I have recently started watching Humans. It's very good, and I'm looking for a copy of the Swedish original to compare it to, but there are some aspects that just jar me out of the suspension of disbelief.

Anita, the android that the family buy, says her processing power is about twenty petaFLOPS – twenty thousand million million floating point operations a second. That'd put her third on the current list of fastest supercomputers. But..

.. where's the evidence elsewhere that this sort of processing power is (relatively) really cheap? The cost of getting Anita's said to be about the same as a car and she has full language capabilities and excellent vision processing for example. But people are using current style computers and laptops via keyboard and mouse, and not talking to their toasters.

.. it turns out (micro spoiler) that she's quite an old model. Fourteen years old in fact. Why hasn't there been any significant advance in CPU processing power since then?

.. why's she built to do so many floating point operations in the first place? As the great Chuck Moore likes to say, robots use integers, not floating point. The real world may be analogue, but robots measure it with analogue to digital devices that have a limited resolution. Even if you're (pointlessly, in many cases) sampling audio with 24 bit resolution, you're still working with integers that easily fit in 32 bits. It's a lot easier and faster (and cheaper in terms of silicon space and power requirements) to do integer maths than floating point.

.. there have clearly been major advances not reflected elsewhere in the world – one of the biggest problems with real supercomputers is cooling them because they take a lot of electrical power, never mind Anita etc being charged for at least a day's use with a few hours plugged into a low voltage charger and not having a visible heatsink, they're not even human body temperature.

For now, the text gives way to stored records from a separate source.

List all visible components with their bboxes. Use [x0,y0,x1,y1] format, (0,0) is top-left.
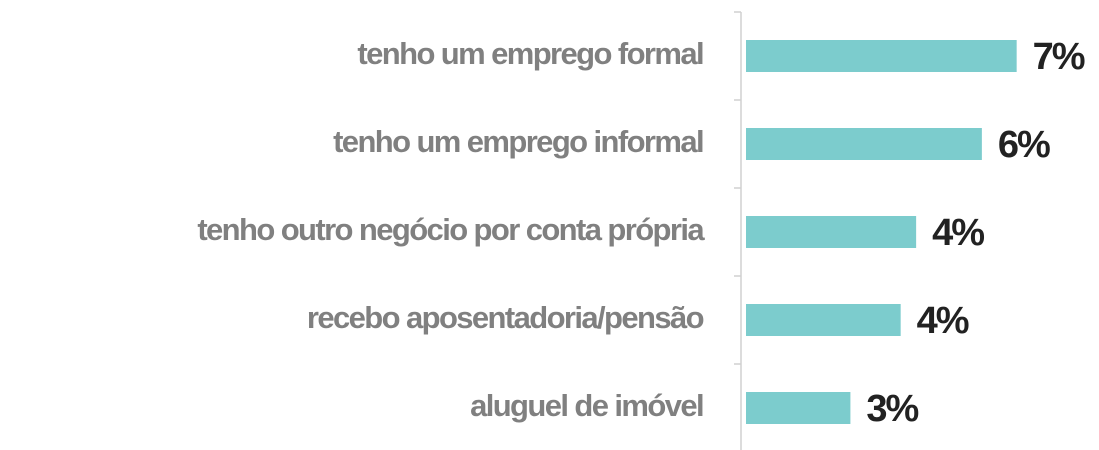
value-label: 7% [1033,36,1085,78]
value-label: 4% [917,300,969,342]
bar [746,128,982,160]
bar [746,216,917,248]
category-label: recebo aposentadoria/pensão [307,300,704,335]
bar [746,40,1017,72]
category-label: tenho um emprego formal [357,36,703,71]
category-label: tenho outro negócio por conta própria [197,212,705,247]
category-label: aluguel de imóvel [470,388,703,423]
category-label: tenho um emprego informal [333,124,703,159]
bar [746,392,851,424]
value-label: 4% [932,212,984,254]
value-label: 6% [998,124,1050,166]
value-label: 3% [866,388,918,430]
bar [746,304,901,336]
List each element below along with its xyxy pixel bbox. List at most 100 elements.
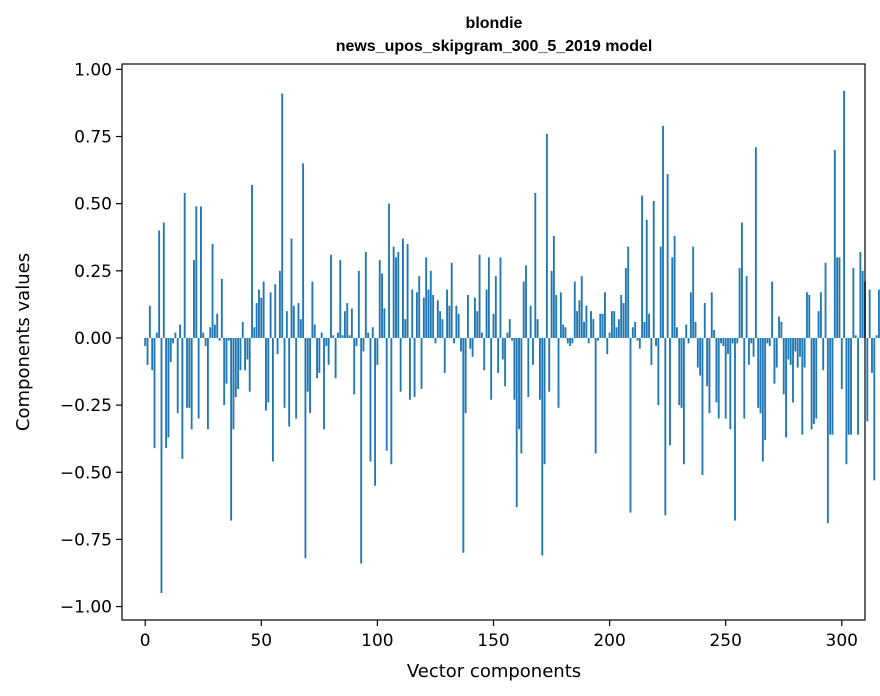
bar-254 (734, 337, 736, 521)
bar-178 (557, 337, 560, 408)
bar-299 (838, 257, 841, 338)
bar-198 (604, 292, 606, 338)
bar-211 (634, 321, 637, 338)
bar-47 (253, 327, 256, 338)
bar-156 (506, 332, 509, 338)
bar-252 (729, 337, 732, 430)
bar-239 (699, 337, 702, 376)
bar-291 (819, 292, 822, 338)
bar-261 (750, 337, 753, 344)
bar-103 (383, 308, 386, 338)
bar-76 (320, 332, 323, 338)
bar-161 (518, 337, 520, 430)
bar-30 (213, 324, 216, 338)
bar-192 (590, 311, 592, 338)
bar-251 (727, 337, 729, 355)
bar-79 (327, 337, 330, 365)
bar-86 (343, 311, 346, 338)
bar-169 (536, 319, 539, 338)
bar-14 (176, 337, 179, 414)
bar-145 (480, 332, 483, 338)
bar-52 (265, 337, 267, 411)
bar-309 (861, 270, 864, 338)
bar-54 (269, 292, 272, 338)
bar-269 (768, 337, 771, 347)
bar-22 (195, 206, 198, 338)
bar-50 (260, 297, 263, 338)
bar-42 (241, 321, 244, 338)
bar-60 (283, 337, 286, 408)
bar-236 (692, 246, 695, 338)
bar-19 (188, 337, 191, 408)
bar-1 (146, 337, 149, 365)
bar-206 (622, 303, 625, 338)
bar-110 (399, 337, 402, 392)
bar-314 (873, 337, 876, 481)
bar-257 (741, 222, 743, 338)
bar-67 (299, 319, 302, 338)
bar-217 (648, 313, 650, 338)
bar-3 (151, 337, 154, 371)
y-tick-label: 0.00 (74, 329, 112, 349)
x-tick-label: 150 (477, 631, 509, 651)
bar-184 (571, 337, 574, 344)
bar-13 (174, 332, 177, 338)
bar-300 (840, 337, 843, 389)
bar-173 (545, 133, 548, 338)
bar-66 (297, 303, 300, 338)
bar-221 (657, 337, 660, 406)
bar-99 (374, 337, 377, 486)
bar-137 (462, 337, 465, 553)
bar-167 (532, 337, 534, 365)
bar-144 (478, 254, 481, 338)
bar-204 (617, 319, 620, 338)
y-tick-label: 1.00 (74, 60, 112, 80)
bar-285 (806, 292, 808, 338)
bar-112 (404, 319, 407, 338)
bar-179 (559, 292, 562, 338)
x-tick-label: 200 (593, 631, 625, 651)
bar-268 (766, 337, 769, 344)
bar-98 (371, 327, 374, 338)
bar-59 (281, 93, 284, 338)
y-tick-label: −0.25 (60, 396, 112, 416)
bar-210 (631, 327, 634, 338)
bar-278 (789, 337, 792, 365)
bar-312 (868, 289, 871, 338)
bar-0 (144, 337, 147, 347)
x-tick-label: 50 (250, 631, 272, 651)
bar-17 (183, 192, 186, 338)
bar-88 (348, 335, 351, 338)
bar-280 (794, 337, 797, 352)
bar-263 (754, 147, 757, 338)
bar-289 (815, 337, 818, 419)
bar-39 (234, 337, 237, 398)
bar-115 (411, 289, 414, 338)
bar-113 (406, 243, 409, 338)
bar-24 (200, 206, 202, 338)
bar-218 (650, 337, 653, 365)
bar-308 (859, 252, 862, 338)
bar-53 (267, 337, 270, 403)
bar-36 (227, 337, 230, 341)
bar-61 (285, 311, 288, 338)
bar-276 (785, 337, 787, 438)
bar-32 (218, 337, 221, 341)
bar-224 (664, 337, 667, 516)
bar-48 (255, 303, 258, 338)
bar-271 (773, 337, 776, 384)
bar-147 (485, 289, 488, 338)
bar-6 (158, 230, 161, 338)
bar-72 (311, 281, 314, 338)
bar-203 (615, 327, 618, 338)
bar-240 (701, 337, 704, 475)
bar-306 (854, 335, 857, 338)
bar-290 (817, 311, 820, 338)
bar-311 (866, 337, 869, 422)
bar-120 (422, 297, 425, 338)
bar-187 (578, 300, 581, 338)
bar-249 (722, 337, 725, 347)
bar-176 (552, 235, 555, 338)
bar-93 (360, 337, 363, 564)
bar-91 (355, 337, 358, 347)
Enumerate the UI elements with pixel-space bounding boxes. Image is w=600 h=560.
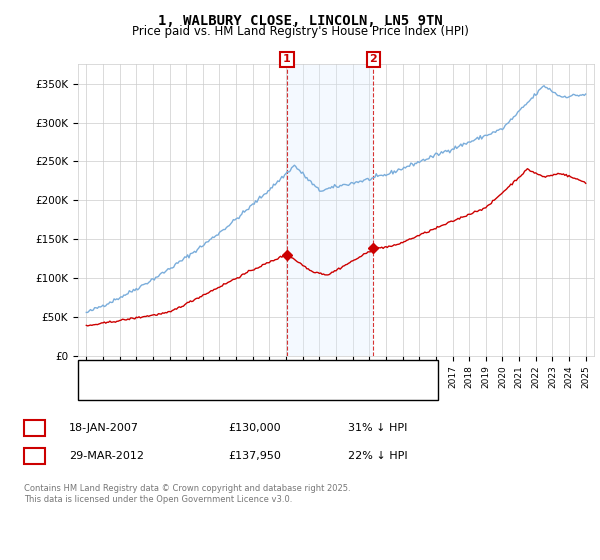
- Text: £130,000: £130,000: [228, 423, 281, 433]
- Text: 1, WALBURY CLOSE, LINCOLN, LN5 9TN: 1, WALBURY CLOSE, LINCOLN, LN5 9TN: [158, 14, 442, 28]
- Text: Price paid vs. HM Land Registry's House Price Index (HPI): Price paid vs. HM Land Registry's House …: [131, 25, 469, 38]
- Text: 1, WALBURY CLOSE, LINCOLN, LN5 9TN (detached house): 1, WALBURY CLOSE, LINCOLN, LN5 9TN (deta…: [111, 366, 392, 376]
- Text: ——: ——: [85, 384, 110, 397]
- Text: HPI: Average price, detached house, Lincoln: HPI: Average price, detached house, Linc…: [111, 385, 326, 395]
- Text: 29-MAR-2012: 29-MAR-2012: [69, 451, 144, 461]
- Text: ——: ——: [85, 365, 110, 378]
- Text: 2: 2: [31, 451, 38, 461]
- Text: 18-JAN-2007: 18-JAN-2007: [69, 423, 139, 433]
- Text: 22% ↓ HPI: 22% ↓ HPI: [348, 451, 407, 461]
- Bar: [287, 64, 373, 356]
- Text: 1: 1: [283, 54, 291, 64]
- Text: 31% ↓ HPI: 31% ↓ HPI: [348, 423, 407, 433]
- Text: Contains HM Land Registry data © Crown copyright and database right 2025.
This d: Contains HM Land Registry data © Crown c…: [24, 484, 350, 504]
- Text: 2: 2: [370, 54, 377, 64]
- Text: 1: 1: [31, 423, 38, 433]
- Text: £137,950: £137,950: [228, 451, 281, 461]
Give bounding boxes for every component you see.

Ah yes, temperature. We know, thanks to a couple of comments, that the androids aren't anywhere near body temperature. But none of the people who kiss one comment that it's more like kissing a zombie without getting your face bitten off than kissing a human. And while the task of simulating the physical sensation of having your penis inside a vagina was solved about twenty years ago, I'm raising an eyebrow at the way that every 'female' android apparently has a self-lubricating, heated, Fleshlight equivalent. Just in case it's ever needed. Even if they do, it's still going to be a very poor simulation of one of the most requested sex acts from sex workers.

But apart from these and similar issues, it's been one of the best 'what does it mean to be human' series. Up until episode seven, anyway, where it gets a bit Lost in terms of going for something dramatic rather than credible.